Page 71 of Best Year Ever

After we round the building twice, I’m feeling pretty sure she’s not poisoned. But I’m not going to take her back inside so she can sit on a chair and cry. We keep walking. After five laps, we turn and go around the building the other way, unwinding the circle. She keeps talking, and I listen for any hints of symptoms the website told me to watch for. I’m confident she’s fine, just guilty of being a teenage girl dating a dumb teenage boy.

Eventually, I’m tired of the retelling of the details I’ve already heard at least twice. I need to ask her different questions.

“How long were you down there?” I ask.

She shakes her head. “Not sure, but maybe an hour. Or less. Or a little more.”

“Walking on one direction the whole time?”

She’s blushing. Well, at least her color is improved. “We weren’t walking the whole time.”

Right. She said something about comforting. And catching her breath. I bet there was plenty of that.

“Where is the entrance? How did you find it?”

And for the first time tonight, Tessie is silent.
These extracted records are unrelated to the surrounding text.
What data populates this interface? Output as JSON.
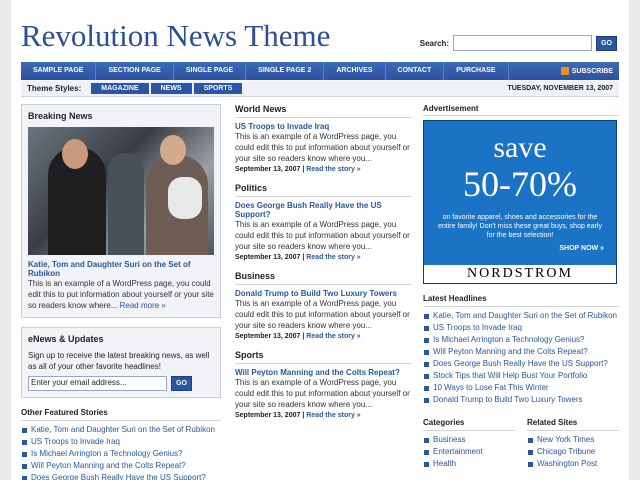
{
  "header": {
    "site_title": "Revolution News Theme",
    "search_label": "Search:",
    "search_placeholder": "",
    "search_button": "GO"
  },
  "nav": {
    "items": [
      "Sample Page",
      "Section Page",
      "Single Page",
      "Single Page 2",
      "Archives",
      "Contact",
      "Purchase"
    ],
    "subscribe_label": "Subscribe"
  },
  "styles_bar": {
    "label": "Theme Styles:",
    "buttons": [
      "Magazine",
      "News",
      "Sports"
    ],
    "date": "TUESDAY, NOVEMBER 13, 2007"
  },
  "breaking": {
    "title": "Breaking News",
    "story_head": "Katie, Tom and Daughter Suri on the Set of Rubikon",
    "story_text": "This is an example of a WordPress page, you could edit this to put information about yourself or your site so readers know where...",
    "read_more": "Read more »"
  },
  "enews": {
    "title": "eNews & Updates",
    "text": "Sign up to receive the latest breaking news, as well as all of your other favorite headlines!",
    "input_placeholder": "Enter your email address...",
    "button": "GO"
  },
  "other": {
    "title": "Other Featured Stories",
    "items": [
      "Katie, Tom and Daughter Suri on the Set of Rubikon",
      "US Troops to Invade Iraq",
      "Is Michael Arrington a Technology Genius?",
      "Will Peyton Manning and the Colts Repeat?",
      "Does George Bush Really Have the US Support?"
    ]
  },
  "sections": [
    {
      "title": "World News",
      "head": "US Troops to Invade Iraq",
      "text": "This is an example of a WordPress page, you could edit this to put information about yourself or your site so readers know where you...",
      "date": "September 13, 2007",
      "read": "Read the story »"
    },
    {
      "title": "Politics",
      "head": "Does George Bush Really Have the US Support?",
      "text": "This is an example of a WordPress page, you could edit this to put information about yourself or your site so readers know where you...",
      "date": "September 13, 2007",
      "read": "Read the story »"
    },
    {
      "title": "Business",
      "head": "Donald Trump to Build Two Luxury Towers",
      "text": "This is an example of a WordPress page, you could edit this to put information about yourself or your site so readers know where you...",
      "date": "September 13, 2007",
      "read": "Read the story »"
    },
    {
      "title": "Sports",
      "head": "Will Peyton Manning and the Colts Repeat?",
      "text": "This is an example of a WordPress page, you could edit this to put information about yourself or your site so readers know where you...",
      "date": "September 13, 2007",
      "read": "Read the story »"
    }
  ],
  "ad": {
    "title": "Advertisement",
    "save": "save",
    "percent": "50-70%",
    "text": "on favorite apparel, shoes and accessories for the entire family! Don't miss these great buys, shop early for the best selection!",
    "shop": "SHOP NOW »",
    "brand": "NORDSTROM"
  },
  "latest": {
    "title": "Latest Headlines",
    "items": [
      "Katie, Tom and Daughter Suri on the Set of Rubikon",
      "US Troops to Invade Iraq",
      "Is Michael Arrington a Technology Genius?",
      "Will Peyton Manning and the Colts Repeat?",
      "Does George Bush Really Have the US Support?",
      "Stock Tips that Will Help Bust Your Portfolio",
      "10 Ways to Lose Fat This Winter",
      "Donald Trump to Build Two Luxury Towers"
    ]
  },
  "categories": {
    "title": "Categories",
    "items": [
      "Business",
      "Entertainment",
      "Health"
    ]
  },
  "related": {
    "title": "Related Sites",
    "items": [
      "New York Times",
      "Chicago Tribune",
      "Washington Post"
    ]
  },
  "colors": {
    "brand": "#2a4f96",
    "link": "#2a56a4",
    "ad_bg": "#1a73c4"
  }
}
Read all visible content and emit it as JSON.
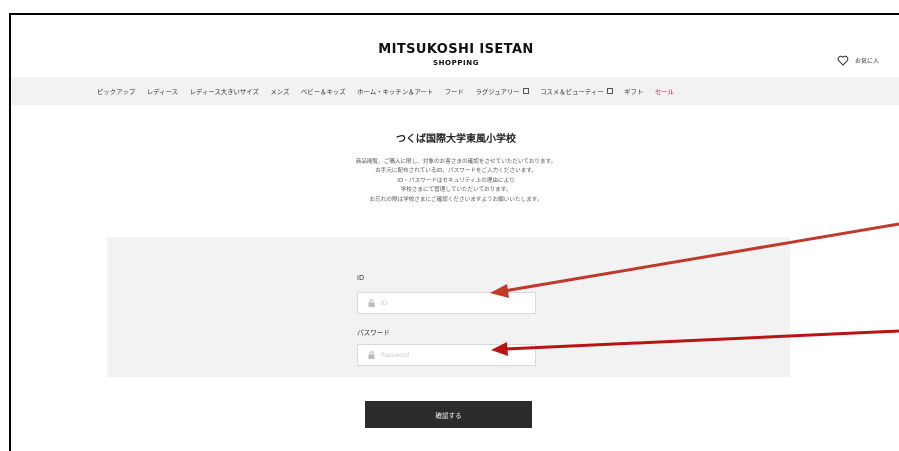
{
  "header": {
    "logo_main": "MITSUKOSHI ISETAN",
    "logo_sub": "SHOPPING",
    "favorites_label": "お気に入",
    "favorites_icon": "heart-icon"
  },
  "nav": {
    "items": [
      {
        "label": "ピックアップ"
      },
      {
        "label": "レディース"
      },
      {
        "label": "レディース大きいサイズ"
      },
      {
        "label": "メンズ"
      },
      {
        "label": "ベビー＆キッズ"
      },
      {
        "label": "ホーム・キッチン＆アート"
      },
      {
        "label": "フード"
      },
      {
        "label": "ラグジュアリー",
        "icon": "external-link-icon"
      },
      {
        "label": "コスメ＆ビューティー",
        "icon": "external-link-icon"
      },
      {
        "label": "ギフト"
      },
      {
        "label": "セール",
        "color": "#c8102e"
      }
    ]
  },
  "main": {
    "title": "つくば国際大学東風小学校",
    "description": [
      "商品閲覧、ご購入に限し、対象のお客さまの確認をさせていただいております。",
      "お手元に配布されているID、パスワードをご入力くださいます。",
      "ID・パスワードはセキュリティ上の理由により",
      "学校さまにて管理していただいております。",
      "お忘れの際は学校さまにご確認くださいますようお願いいたします。"
    ],
    "form": {
      "id_label": "ID",
      "id_placeholder": "ID",
      "id_value": "",
      "password_label": "パスワード",
      "password_placeholder": "Password",
      "password_value": "",
      "field_icon": "lock-icon"
    },
    "confirm_button": "確認する"
  },
  "annotations": {
    "arrow_color": "#c0392b",
    "arrow_icons": [
      "red-arrow-to-id-field",
      "red-arrow-to-password-field"
    ]
  },
  "colors": {
    "nav_background": "#f2f2f2",
    "panel_background": "#f2f2f2",
    "button_background": "#2b2b2b",
    "sale_text": "#c8102e"
  }
}
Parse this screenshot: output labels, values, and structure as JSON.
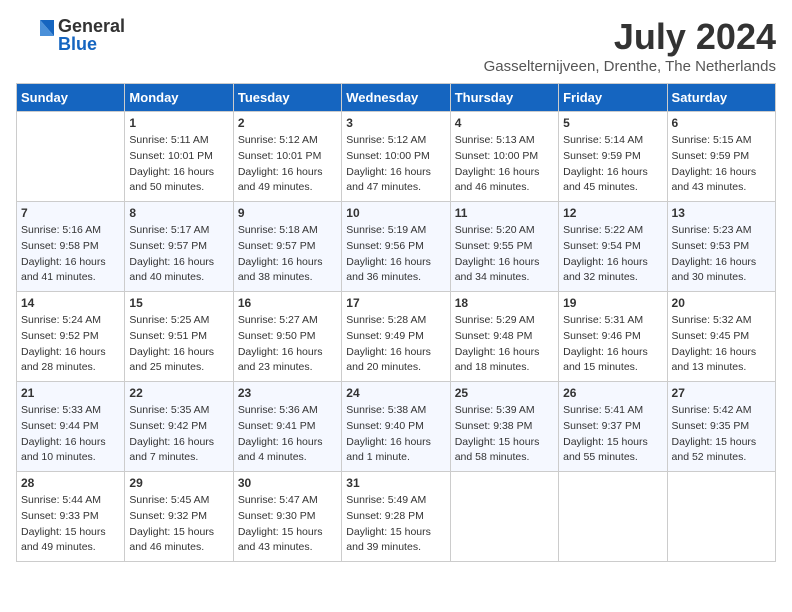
{
  "header": {
    "logo_general": "General",
    "logo_blue": "Blue",
    "month_year": "July 2024",
    "location": "Gasselternijveen, Drenthe, The Netherlands"
  },
  "days_of_week": [
    "Sunday",
    "Monday",
    "Tuesday",
    "Wednesday",
    "Thursday",
    "Friday",
    "Saturday"
  ],
  "weeks": [
    [
      {
        "day": "",
        "content": ""
      },
      {
        "day": "1",
        "content": "Sunrise: 5:11 AM\nSunset: 10:01 PM\nDaylight: 16 hours\nand 50 minutes."
      },
      {
        "day": "2",
        "content": "Sunrise: 5:12 AM\nSunset: 10:01 PM\nDaylight: 16 hours\nand 49 minutes."
      },
      {
        "day": "3",
        "content": "Sunrise: 5:12 AM\nSunset: 10:00 PM\nDaylight: 16 hours\nand 47 minutes."
      },
      {
        "day": "4",
        "content": "Sunrise: 5:13 AM\nSunset: 10:00 PM\nDaylight: 16 hours\nand 46 minutes."
      },
      {
        "day": "5",
        "content": "Sunrise: 5:14 AM\nSunset: 9:59 PM\nDaylight: 16 hours\nand 45 minutes."
      },
      {
        "day": "6",
        "content": "Sunrise: 5:15 AM\nSunset: 9:59 PM\nDaylight: 16 hours\nand 43 minutes."
      }
    ],
    [
      {
        "day": "7",
        "content": "Sunrise: 5:16 AM\nSunset: 9:58 PM\nDaylight: 16 hours\nand 41 minutes."
      },
      {
        "day": "8",
        "content": "Sunrise: 5:17 AM\nSunset: 9:57 PM\nDaylight: 16 hours\nand 40 minutes."
      },
      {
        "day": "9",
        "content": "Sunrise: 5:18 AM\nSunset: 9:57 PM\nDaylight: 16 hours\nand 38 minutes."
      },
      {
        "day": "10",
        "content": "Sunrise: 5:19 AM\nSunset: 9:56 PM\nDaylight: 16 hours\nand 36 minutes."
      },
      {
        "day": "11",
        "content": "Sunrise: 5:20 AM\nSunset: 9:55 PM\nDaylight: 16 hours\nand 34 minutes."
      },
      {
        "day": "12",
        "content": "Sunrise: 5:22 AM\nSunset: 9:54 PM\nDaylight: 16 hours\nand 32 minutes."
      },
      {
        "day": "13",
        "content": "Sunrise: 5:23 AM\nSunset: 9:53 PM\nDaylight: 16 hours\nand 30 minutes."
      }
    ],
    [
      {
        "day": "14",
        "content": "Sunrise: 5:24 AM\nSunset: 9:52 PM\nDaylight: 16 hours\nand 28 minutes."
      },
      {
        "day": "15",
        "content": "Sunrise: 5:25 AM\nSunset: 9:51 PM\nDaylight: 16 hours\nand 25 minutes."
      },
      {
        "day": "16",
        "content": "Sunrise: 5:27 AM\nSunset: 9:50 PM\nDaylight: 16 hours\nand 23 minutes."
      },
      {
        "day": "17",
        "content": "Sunrise: 5:28 AM\nSunset: 9:49 PM\nDaylight: 16 hours\nand 20 minutes."
      },
      {
        "day": "18",
        "content": "Sunrise: 5:29 AM\nSunset: 9:48 PM\nDaylight: 16 hours\nand 18 minutes."
      },
      {
        "day": "19",
        "content": "Sunrise: 5:31 AM\nSunset: 9:46 PM\nDaylight: 16 hours\nand 15 minutes."
      },
      {
        "day": "20",
        "content": "Sunrise: 5:32 AM\nSunset: 9:45 PM\nDaylight: 16 hours\nand 13 minutes."
      }
    ],
    [
      {
        "day": "21",
        "content": "Sunrise: 5:33 AM\nSunset: 9:44 PM\nDaylight: 16 hours\nand 10 minutes."
      },
      {
        "day": "22",
        "content": "Sunrise: 5:35 AM\nSunset: 9:42 PM\nDaylight: 16 hours\nand 7 minutes."
      },
      {
        "day": "23",
        "content": "Sunrise: 5:36 AM\nSunset: 9:41 PM\nDaylight: 16 hours\nand 4 minutes."
      },
      {
        "day": "24",
        "content": "Sunrise: 5:38 AM\nSunset: 9:40 PM\nDaylight: 16 hours\nand 1 minute."
      },
      {
        "day": "25",
        "content": "Sunrise: 5:39 AM\nSunset: 9:38 PM\nDaylight: 15 hours\nand 58 minutes."
      },
      {
        "day": "26",
        "content": "Sunrise: 5:41 AM\nSunset: 9:37 PM\nDaylight: 15 hours\nand 55 minutes."
      },
      {
        "day": "27",
        "content": "Sunrise: 5:42 AM\nSunset: 9:35 PM\nDaylight: 15 hours\nand 52 minutes."
      }
    ],
    [
      {
        "day": "28",
        "content": "Sunrise: 5:44 AM\nSunset: 9:33 PM\nDaylight: 15 hours\nand 49 minutes."
      },
      {
        "day": "29",
        "content": "Sunrise: 5:45 AM\nSunset: 9:32 PM\nDaylight: 15 hours\nand 46 minutes."
      },
      {
        "day": "30",
        "content": "Sunrise: 5:47 AM\nSunset: 9:30 PM\nDaylight: 15 hours\nand 43 minutes."
      },
      {
        "day": "31",
        "content": "Sunrise: 5:49 AM\nSunset: 9:28 PM\nDaylight: 15 hours\nand 39 minutes."
      },
      {
        "day": "",
        "content": ""
      },
      {
        "day": "",
        "content": ""
      },
      {
        "day": "",
        "content": ""
      }
    ]
  ]
}
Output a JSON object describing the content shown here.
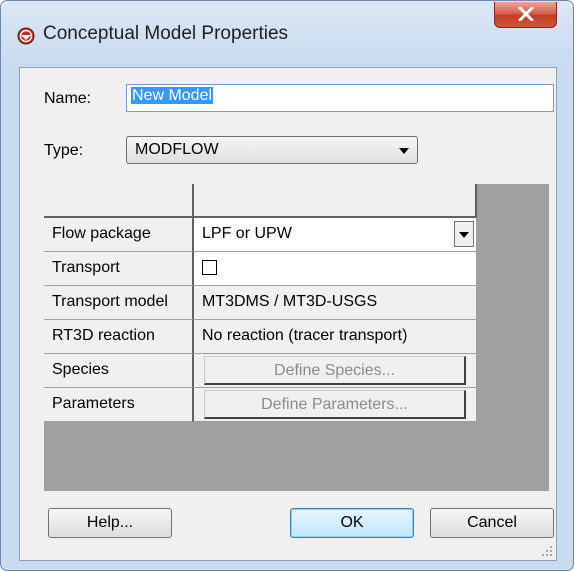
{
  "window": {
    "title": "Conceptual Model Properties",
    "icons": {
      "app": "model-icon",
      "close": "close-icon"
    }
  },
  "form": {
    "name_label": "Name:",
    "name_value": "New Model",
    "type_label": "Type:",
    "type_value": "MODFLOW"
  },
  "grid": {
    "rows": [
      {
        "label": "Flow package",
        "value": "LPF or UPW",
        "kind": "combo"
      },
      {
        "label": "Transport",
        "value": "",
        "kind": "checkbox",
        "checked": false
      },
      {
        "label": "Transport model",
        "value": "MT3DMS / MT3D-USGS",
        "kind": "text"
      },
      {
        "label": "RT3D reaction",
        "value": "No reaction (tracer transport)",
        "kind": "text"
      },
      {
        "label": "Species",
        "value": "Define Species...",
        "kind": "button",
        "enabled": false
      },
      {
        "label": "Parameters",
        "value": "Define Parameters...",
        "kind": "button",
        "enabled": false
      }
    ]
  },
  "buttons": {
    "help": "Help...",
    "ok": "OK",
    "cancel": "Cancel"
  },
  "colors": {
    "selection": "#3399ff",
    "grid_background": "#a0a0a0",
    "close_button": "#c8432b"
  }
}
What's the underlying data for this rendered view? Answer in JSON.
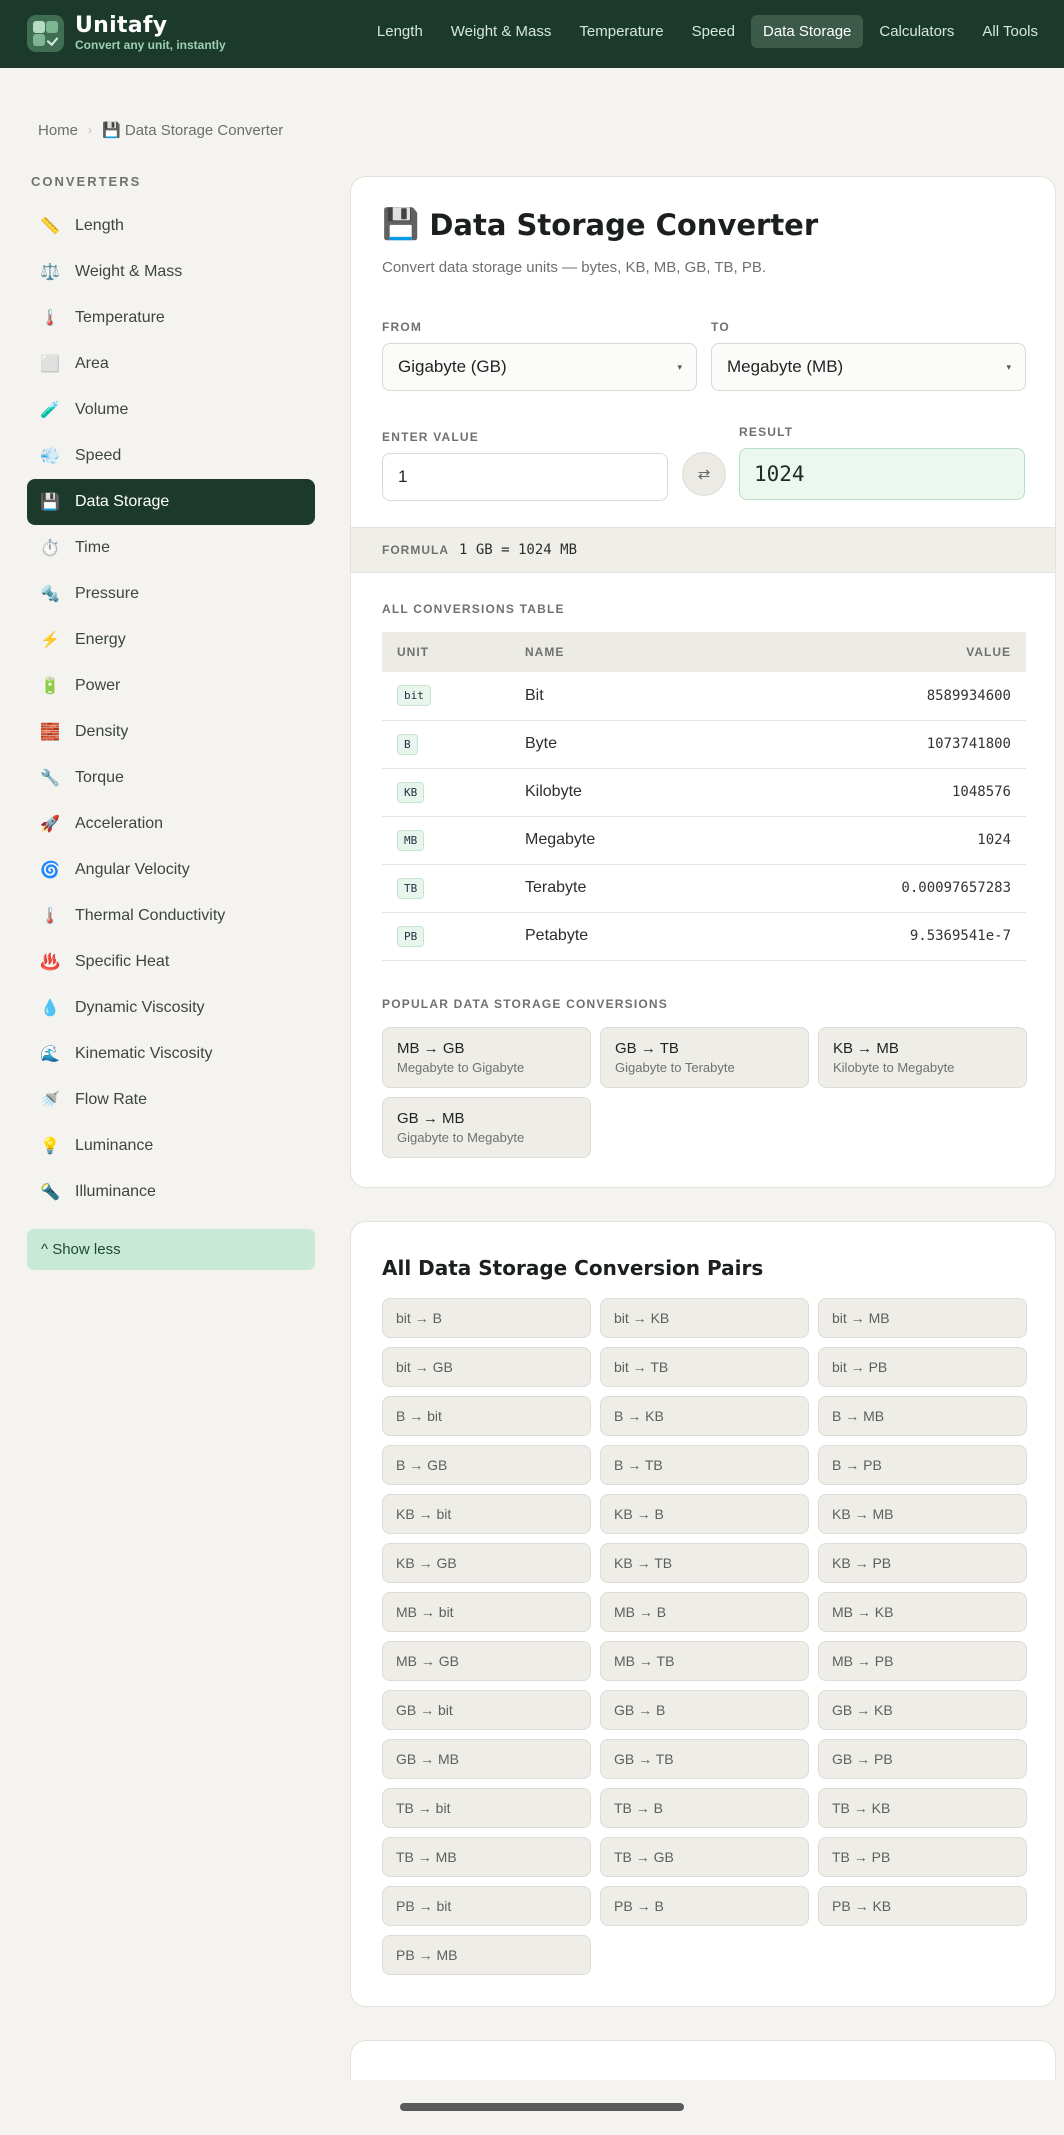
{
  "brand": {
    "name": "Unitafy",
    "tagline": "Convert any unit, instantly"
  },
  "nav": [
    {
      "label": "Length"
    },
    {
      "label": "Weight & Mass"
    },
    {
      "label": "Temperature"
    },
    {
      "label": "Speed"
    },
    {
      "label": "Data Storage",
      "active": true
    },
    {
      "label": "Calculators"
    },
    {
      "label": "All Tools"
    }
  ],
  "breadcrumb": {
    "home": "Home",
    "current": "💾 Data Storage Converter"
  },
  "sidebar": {
    "heading": "CONVERTERS",
    "items": [
      {
        "icon": "📏",
        "label": "Length"
      },
      {
        "icon": "⚖️",
        "label": "Weight & Mass"
      },
      {
        "icon": "🌡️",
        "label": "Temperature"
      },
      {
        "icon": "⬜",
        "label": "Area"
      },
      {
        "icon": "🧪",
        "label": "Volume"
      },
      {
        "icon": "💨",
        "label": "Speed"
      },
      {
        "icon": "💾",
        "label": "Data Storage",
        "active": true
      },
      {
        "icon": "⏱️",
        "label": "Time"
      },
      {
        "icon": "🔩",
        "label": "Pressure"
      },
      {
        "icon": "⚡",
        "label": "Energy"
      },
      {
        "icon": "🔋",
        "label": "Power"
      },
      {
        "icon": "🧱",
        "label": "Density"
      },
      {
        "icon": "🔧",
        "label": "Torque"
      },
      {
        "icon": "🚀",
        "label": "Acceleration"
      },
      {
        "icon": "🌀",
        "label": "Angular Velocity"
      },
      {
        "icon": "🌡️",
        "label": "Thermal Conductivity"
      },
      {
        "icon": "♨️",
        "label": "Specific Heat"
      },
      {
        "icon": "💧",
        "label": "Dynamic Viscosity"
      },
      {
        "icon": "🌊",
        "label": "Kinematic Viscosity"
      },
      {
        "icon": "🚿",
        "label": "Flow Rate"
      },
      {
        "icon": "💡",
        "label": "Luminance"
      },
      {
        "icon": "🔦",
        "label": "Illuminance"
      }
    ],
    "show_less": "^ Show less"
  },
  "converter": {
    "icon": "💾",
    "title": "Data Storage Converter",
    "subtitle": "Convert data storage units — bytes, KB, MB, GB, TB, PB.",
    "from_label": "FROM",
    "from_value": "Gigabyte (GB)",
    "to_label": "TO",
    "to_value": "Megabyte (MB)",
    "caret": "▾",
    "value_label": "ENTER VALUE",
    "value": "1",
    "swap_icon": "⇄",
    "result_label": "RESULT",
    "result": "1024",
    "formula_label": "FORMULA",
    "formula": "1 GB = 1024 MB"
  },
  "table": {
    "heading": "ALL CONVERSIONS TABLE",
    "headers": [
      "UNIT",
      "NAME",
      "VALUE"
    ],
    "rows": [
      {
        "unit": "bit",
        "name": "Bit",
        "value": "8589934600"
      },
      {
        "unit": "B",
        "name": "Byte",
        "value": "1073741800"
      },
      {
        "unit": "KB",
        "name": "Kilobyte",
        "value": "1048576"
      },
      {
        "unit": "MB",
        "name": "Megabyte",
        "value": "1024"
      },
      {
        "unit": "TB",
        "name": "Terabyte",
        "value": "0.00097657283"
      },
      {
        "unit": "PB",
        "name": "Petabyte",
        "value": "9.5369541e-7"
      }
    ]
  },
  "popular": {
    "heading": "POPULAR DATA STORAGE CONVERSIONS",
    "items": [
      {
        "title": "MB → GB",
        "desc": "Megabyte to Gigabyte"
      },
      {
        "title": "GB → TB",
        "desc": "Gigabyte to Terabyte"
      },
      {
        "title": "KB → MB",
        "desc": "Kilobyte to Megabyte"
      },
      {
        "title": "GB → MB",
        "desc": "Gigabyte to Megabyte"
      }
    ]
  },
  "pairs": {
    "heading": "All Data Storage Conversion Pairs",
    "items": [
      "bit → B",
      "bit → KB",
      "bit → MB",
      "bit → GB",
      "bit → TB",
      "bit → PB",
      "B → bit",
      "B → KB",
      "B → MB",
      "B → GB",
      "B → TB",
      "B → PB",
      "KB → bit",
      "KB → B",
      "KB → MB",
      "KB → GB",
      "KB → TB",
      "KB → PB",
      "MB → bit",
      "MB → B",
      "MB → KB",
      "MB → GB",
      "MB → TB",
      "MB → PB",
      "GB → bit",
      "GB → B",
      "GB → KB",
      "GB → MB",
      "GB → TB",
      "GB → PB",
      "TB → bit",
      "TB → B",
      "TB → KB",
      "TB → MB",
      "TB → GB",
      "TB → PB",
      "PB → bit",
      "PB → B",
      "PB → KB",
      "PB → MB"
    ]
  }
}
I wait way longer than it should take someone like Tessie to answer a direct question. She says nothing. She doesn’t even look at me. I know this version of Tessie. She’s ashamed.

Oh, no.

“He didn’t, like, blindfold you or something, did he?” I ask, my voice low. Please say no. Please say no.

“No.”

“So? Where’s the entrance?”

She sighs. “In the library basement.”

I stop walking.

She’s still holding my hand, so she has to stop, too.

I stare at her. She continues to study the seam in the sidewalk. I refuse to interrogate her. She can be the one to explain. And she can do it not because I’m pushing her, but because it’s the right thing to do.

She sighs and reaches her free hand into her coat pocket, pulls out something clutched in her fist, and holds it out to me.

When I drop her hand and hold out my palm, she puts a key into my hand. My key. From the ring I handed her yesterday so she could open a study room.

So many questions, so many accusations race through my head. I want to shout at her. Ask her what she was thinking. Tell her I’ll never trust her again. She could have been so hurt by this stupid prank. And it would have been all my fault.

But I don’t say any of it.

I wait.

The chilly October evening has turned cold, and I stand on the sidewalk and wait.

Tessie stands with me, eyes and nose streaming. We’ll probably both catch pneumonia, and I don’t even care. I’m not saying another word until she tells me what she needs to tell.

We’re silent for a lot of minutes, and my fingers are going numb. (My brain reminds me this could be carpal tunnel, tennis elbow, or nutritional deficiencies. Also maybe stroke, but let’s not get carried away. I remind my brain that it’s also very cold out here tonight.)

I shove my hands deep into my coat pockets. Wrapping my fingers tight around the key, I feel it bite into my skin. I can’t believe Tessie stole the key from me. I can’t believe I’m somehow involved in Hayes’s stupid prank.

Finally, she looks up. What I thought was dirt on her cheek I can see now is probably oil. Gross, ancient machine oil from the steam tunnels, I bet. I resist the urge to wipe it from her face.

“I’m sorry,” Tessie says. Her voice is quiet and shaky. “I shouldn’t have let—I mean, I shouldn’t have taken it. I’m sorry.”

I hear the apology, but I hear the aborted explanation even louder.